Il arrive que les rêves, même les plus insensés, deviennent réalité.
Un matin, un homme entra dans la prison de tôle d’Ernesto. Cet homme, qui tenait en mains sa gamelle et son bol d’eau, lui apparut dans la lumière de l’entrée, comme une divinité descendue sur terre. Quand ses yeux s’habituèrent à la clarté, Ernesto reconnut l’homme devant lui : Giorgio Albrecht Charismos. Il correspondait trait pour trait à la photo de son livre : visage carré, sourcils volontaires, mâchoire décidée.
-Lève-toi, lui dit Charismos.
Et Ernesto se leva.
-Tu as lu tout ce que je t’ai fait parvenir ?
-Oui. Tout. Du début à la fin.
-Tu as apprécié ?
-Oui. Tout. De la première à la dernière ligne.
-Tu te doutes de qui je suis ?
-Oui. Vous êtes Giorgio Albrecht Charismos. Chef des mafias locales.
-Tu as été mon ennemi pendant cinq ans, mais maintenant je veux que tu viennes avec moi.
Sans trop savoir pourquoi, Ernesto se doutait de la demande de Giorgio. Le rejoindre était tentant, mais c’était quand même trahir son ancien chef, Marcus, et sa fille Consuella. Marcus avait raison de se rebeller contre la mafia, mais Giorgio n’avait pas tort quand il disait que le monde avait besoin d’hommes forts. Les rebelles défendaient les populations, mais la mafia les nourrissait. Couper les arbres dévastait la forêt amazonienne, mais la déforestation assurait du travail à des milliers de Brésiliens.
-Alors ? demanda Charismos.
Alos ? Ernesto ne savait pas. Il pesait le pour et le contre. A chaque argument en faveur d’un camp, il pouvait en opposer un autre en faveur du camp adverse.

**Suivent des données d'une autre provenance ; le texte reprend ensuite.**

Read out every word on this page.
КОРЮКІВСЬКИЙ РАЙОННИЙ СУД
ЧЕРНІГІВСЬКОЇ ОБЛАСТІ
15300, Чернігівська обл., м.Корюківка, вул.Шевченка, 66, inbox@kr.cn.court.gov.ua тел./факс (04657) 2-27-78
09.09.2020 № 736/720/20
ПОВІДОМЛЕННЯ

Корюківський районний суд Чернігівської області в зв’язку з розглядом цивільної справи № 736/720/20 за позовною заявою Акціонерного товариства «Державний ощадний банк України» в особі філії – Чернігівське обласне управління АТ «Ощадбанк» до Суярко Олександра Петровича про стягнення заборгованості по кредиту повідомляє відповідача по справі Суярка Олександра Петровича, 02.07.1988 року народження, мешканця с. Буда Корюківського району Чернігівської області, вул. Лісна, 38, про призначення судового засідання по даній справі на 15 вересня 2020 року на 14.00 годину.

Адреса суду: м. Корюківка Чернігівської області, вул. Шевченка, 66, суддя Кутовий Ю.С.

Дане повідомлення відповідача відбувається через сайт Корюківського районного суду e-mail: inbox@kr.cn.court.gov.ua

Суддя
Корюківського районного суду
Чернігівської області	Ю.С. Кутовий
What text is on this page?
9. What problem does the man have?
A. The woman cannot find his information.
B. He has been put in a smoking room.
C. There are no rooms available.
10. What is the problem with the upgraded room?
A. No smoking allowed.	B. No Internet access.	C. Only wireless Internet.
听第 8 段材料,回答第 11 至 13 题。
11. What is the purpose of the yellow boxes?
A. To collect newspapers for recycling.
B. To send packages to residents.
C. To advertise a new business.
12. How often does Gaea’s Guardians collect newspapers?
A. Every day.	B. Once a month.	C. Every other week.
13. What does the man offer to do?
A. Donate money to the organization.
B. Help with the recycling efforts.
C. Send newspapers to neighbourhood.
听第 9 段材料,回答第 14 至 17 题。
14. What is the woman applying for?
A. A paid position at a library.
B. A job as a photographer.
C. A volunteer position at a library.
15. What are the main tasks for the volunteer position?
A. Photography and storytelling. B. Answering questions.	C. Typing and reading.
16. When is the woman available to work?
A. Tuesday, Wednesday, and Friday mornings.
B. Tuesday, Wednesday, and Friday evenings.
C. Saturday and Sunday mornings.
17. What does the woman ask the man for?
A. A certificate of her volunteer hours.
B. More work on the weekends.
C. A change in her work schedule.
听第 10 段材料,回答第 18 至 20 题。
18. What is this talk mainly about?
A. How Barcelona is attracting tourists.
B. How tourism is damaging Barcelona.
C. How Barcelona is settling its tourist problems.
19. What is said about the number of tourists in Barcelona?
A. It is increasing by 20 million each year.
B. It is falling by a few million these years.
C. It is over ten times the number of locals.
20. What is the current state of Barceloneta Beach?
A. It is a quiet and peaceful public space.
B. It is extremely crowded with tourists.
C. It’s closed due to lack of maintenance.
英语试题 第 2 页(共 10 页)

C’est alors qu’il eut cette idée qui lui parut géniale :
-Je vais tirer à pile ou face ! dit-il avec exaltation à Charismos, dont les sourcils volontaires se redressèrent avec stupeur.
-Comme tu voudras.
Il sortit un dollar de sa poche et le tendit à Ernesto, qui fit mine de le lancer en l’air avant de se raviser.
-Je préfère que ce soit vous qui lanciez la pièce, dit-il en tendant le dollar à Charismos.
-Moi ?
-Oui, vous. Pile je reste un rebelle, face je vous rejoins.
Charismos lança le dollar et le rattrapa sur le dos de sa main.
Pile.
Le cruel Giorgio Albrecht Charismos sembla soulagé. Il sortit un pistolet de la poche de sa veste et abattit Ernesto Salinas Guerrero sans prononcer le moindre mot.